The controversial trading platform came under fire this year amid January’s ‘meme stock’ frenzy, but now has its eyes set on an IPO valuation of more than US$40 billion (A$53.58 billion), according to Reuters.
However, Robinhood’s IPO filing shows a number of previously unreported regulatory and financial risks, and how the platform’s rapid expansion — driven by a surge in retail investors — has come at a cost.
Despite revenue jumping four-fold between January and March this year, Robinhood reported a loss of US$1.4 billion (A$1.88 billion) after borrowing US$3.5 billion (A$4.69 billion) via convertible bonds to manage a wave of trading orders for just a few stocks — ones that had been shorted by hedge funds but championed by individual investors in online chatrooms, like Reddit’s WallStreetBets forum.
Its botched handling of the trading frenzy quickly drew the wrath of both disgruntled users and US lawmakers, and the authorities that had already been looking into Robinhood’s aggressive marketing strategies had no hesitation in doubling their scrutiny.
An investigation by the US attorney’s office in California even resulted in a search warrant for Robinhood co-founder and CEO Vlad Tenev’s mobile phone.
Earlier this week, the company was fined US$70 million (A$93.77 million) as part of a settlement with US Financial Industry Regulatory Authority (FINRA) who accused it of failing to vet its customers and implement risk controls.
The fine includes US$12.6 million (A$16.88 million) in restitution to thousands of customers and a US$57 million (A$76.35 million) penalty — the largest in the regulator’s history — and covers a range of issues dating back to September 2016.
Robinhood was also sued this year by the family of a 20-year-old trader who committed suicide, after the app’s “misleading communications” caused their son to panic over what he wrongly believed were massive market losses.
But aside from the fines, the company noted in its filing that government probes could result in business restrictions, increased compliance controls, changes to products and services, and brand damage.
Policymakers have been evaluating Robinhood’s core business model, most notably payment-for-order-flow (PFOF), whereby brokers route retail orders to wholesale brokers in return for payment.
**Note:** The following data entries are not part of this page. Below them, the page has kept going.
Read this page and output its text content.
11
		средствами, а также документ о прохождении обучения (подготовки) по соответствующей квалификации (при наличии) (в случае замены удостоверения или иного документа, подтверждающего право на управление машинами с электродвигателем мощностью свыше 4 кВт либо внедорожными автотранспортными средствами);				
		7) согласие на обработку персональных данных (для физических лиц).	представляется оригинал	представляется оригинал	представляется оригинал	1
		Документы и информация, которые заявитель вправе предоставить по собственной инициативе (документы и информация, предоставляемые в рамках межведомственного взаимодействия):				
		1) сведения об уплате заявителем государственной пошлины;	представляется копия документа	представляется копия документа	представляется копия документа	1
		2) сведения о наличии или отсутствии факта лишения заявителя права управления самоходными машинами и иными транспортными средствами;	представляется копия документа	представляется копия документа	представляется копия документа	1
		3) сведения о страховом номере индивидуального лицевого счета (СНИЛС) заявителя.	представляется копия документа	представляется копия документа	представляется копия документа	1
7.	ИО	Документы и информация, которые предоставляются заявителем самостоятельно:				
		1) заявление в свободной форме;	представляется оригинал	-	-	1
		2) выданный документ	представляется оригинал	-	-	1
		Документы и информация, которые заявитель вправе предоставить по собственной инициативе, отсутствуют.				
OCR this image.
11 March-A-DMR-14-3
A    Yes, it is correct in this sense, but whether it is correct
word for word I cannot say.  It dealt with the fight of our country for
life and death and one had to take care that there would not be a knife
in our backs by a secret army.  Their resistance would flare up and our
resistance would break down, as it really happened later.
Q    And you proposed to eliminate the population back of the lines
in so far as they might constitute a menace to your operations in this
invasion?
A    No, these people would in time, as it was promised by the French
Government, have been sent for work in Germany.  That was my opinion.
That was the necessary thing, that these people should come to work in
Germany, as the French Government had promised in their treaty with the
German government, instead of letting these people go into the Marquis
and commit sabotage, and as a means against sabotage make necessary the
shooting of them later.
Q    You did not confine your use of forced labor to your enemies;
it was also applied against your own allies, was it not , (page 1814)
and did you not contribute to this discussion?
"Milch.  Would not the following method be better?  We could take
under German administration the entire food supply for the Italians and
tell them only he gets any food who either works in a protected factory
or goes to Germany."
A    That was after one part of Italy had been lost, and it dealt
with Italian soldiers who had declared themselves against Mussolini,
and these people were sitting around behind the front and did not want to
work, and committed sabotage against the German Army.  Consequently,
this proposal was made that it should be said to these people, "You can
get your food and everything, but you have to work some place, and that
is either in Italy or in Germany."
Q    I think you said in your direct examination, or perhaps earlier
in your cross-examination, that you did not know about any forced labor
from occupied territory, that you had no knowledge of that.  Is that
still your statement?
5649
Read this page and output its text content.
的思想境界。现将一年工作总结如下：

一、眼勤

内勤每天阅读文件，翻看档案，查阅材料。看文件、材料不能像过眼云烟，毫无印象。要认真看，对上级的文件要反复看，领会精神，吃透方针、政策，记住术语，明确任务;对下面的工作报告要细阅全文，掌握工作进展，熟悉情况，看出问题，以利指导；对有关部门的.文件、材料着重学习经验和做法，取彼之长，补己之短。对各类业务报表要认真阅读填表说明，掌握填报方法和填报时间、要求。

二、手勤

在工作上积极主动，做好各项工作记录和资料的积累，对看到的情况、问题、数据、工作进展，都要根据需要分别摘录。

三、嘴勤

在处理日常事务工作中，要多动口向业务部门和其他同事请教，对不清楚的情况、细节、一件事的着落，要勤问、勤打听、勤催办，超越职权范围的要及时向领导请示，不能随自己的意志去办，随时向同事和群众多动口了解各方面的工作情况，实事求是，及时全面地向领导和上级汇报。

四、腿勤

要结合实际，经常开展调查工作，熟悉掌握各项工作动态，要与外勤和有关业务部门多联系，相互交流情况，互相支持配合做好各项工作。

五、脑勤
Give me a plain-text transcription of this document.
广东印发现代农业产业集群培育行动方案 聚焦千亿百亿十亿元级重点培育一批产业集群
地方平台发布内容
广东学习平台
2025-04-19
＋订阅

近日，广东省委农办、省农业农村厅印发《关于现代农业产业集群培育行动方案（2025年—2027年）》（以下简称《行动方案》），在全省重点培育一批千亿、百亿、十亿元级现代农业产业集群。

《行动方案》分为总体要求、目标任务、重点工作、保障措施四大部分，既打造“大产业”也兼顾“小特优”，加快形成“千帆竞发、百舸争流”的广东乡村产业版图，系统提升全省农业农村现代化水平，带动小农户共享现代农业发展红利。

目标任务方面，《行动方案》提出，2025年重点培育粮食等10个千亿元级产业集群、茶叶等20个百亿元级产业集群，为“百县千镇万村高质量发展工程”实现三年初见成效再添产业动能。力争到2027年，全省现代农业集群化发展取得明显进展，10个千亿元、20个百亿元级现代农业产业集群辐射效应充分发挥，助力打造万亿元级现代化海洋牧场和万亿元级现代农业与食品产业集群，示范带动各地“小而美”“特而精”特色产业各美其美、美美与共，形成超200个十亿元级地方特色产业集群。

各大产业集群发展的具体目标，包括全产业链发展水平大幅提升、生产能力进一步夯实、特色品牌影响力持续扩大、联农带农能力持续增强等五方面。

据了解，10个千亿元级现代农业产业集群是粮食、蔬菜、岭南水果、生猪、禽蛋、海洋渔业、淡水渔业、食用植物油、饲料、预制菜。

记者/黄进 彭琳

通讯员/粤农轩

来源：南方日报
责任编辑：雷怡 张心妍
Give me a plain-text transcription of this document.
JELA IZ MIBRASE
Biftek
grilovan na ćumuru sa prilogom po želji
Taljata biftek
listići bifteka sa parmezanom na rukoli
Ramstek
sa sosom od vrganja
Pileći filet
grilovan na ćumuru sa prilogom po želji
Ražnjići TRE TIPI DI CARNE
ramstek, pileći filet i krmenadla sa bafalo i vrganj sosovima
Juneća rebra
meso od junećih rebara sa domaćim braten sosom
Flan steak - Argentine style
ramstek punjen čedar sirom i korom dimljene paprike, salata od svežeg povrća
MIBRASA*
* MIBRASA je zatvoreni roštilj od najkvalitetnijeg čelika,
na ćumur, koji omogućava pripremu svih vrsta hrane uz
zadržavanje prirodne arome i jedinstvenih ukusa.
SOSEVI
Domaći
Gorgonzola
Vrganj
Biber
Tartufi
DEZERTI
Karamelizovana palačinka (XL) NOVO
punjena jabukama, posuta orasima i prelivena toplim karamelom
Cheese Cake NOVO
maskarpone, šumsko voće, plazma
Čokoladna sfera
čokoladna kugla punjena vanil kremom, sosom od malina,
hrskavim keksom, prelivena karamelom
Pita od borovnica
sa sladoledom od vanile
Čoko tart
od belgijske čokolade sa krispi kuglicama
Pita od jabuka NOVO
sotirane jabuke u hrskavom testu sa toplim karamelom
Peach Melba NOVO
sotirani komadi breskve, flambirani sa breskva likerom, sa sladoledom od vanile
PFOF and other transaction rebates accounted for 75 per cent of the company’s revenue in 2020.
SEC chair Gary Gensler has said PFOF raises conflict of interest and competition concerns, and he has asked staff to recommend new rules. The regulator is also examining “gamification” — the use of game-like features to encourage trading — as well as other rules regarding liquidity and risk management.
Robinhood said new regulation in these areas could require “significant changes to our business model.” And since its competitors are not as reliant on PFOF, increased oversight of the practice “could have an outsize impact on our results”.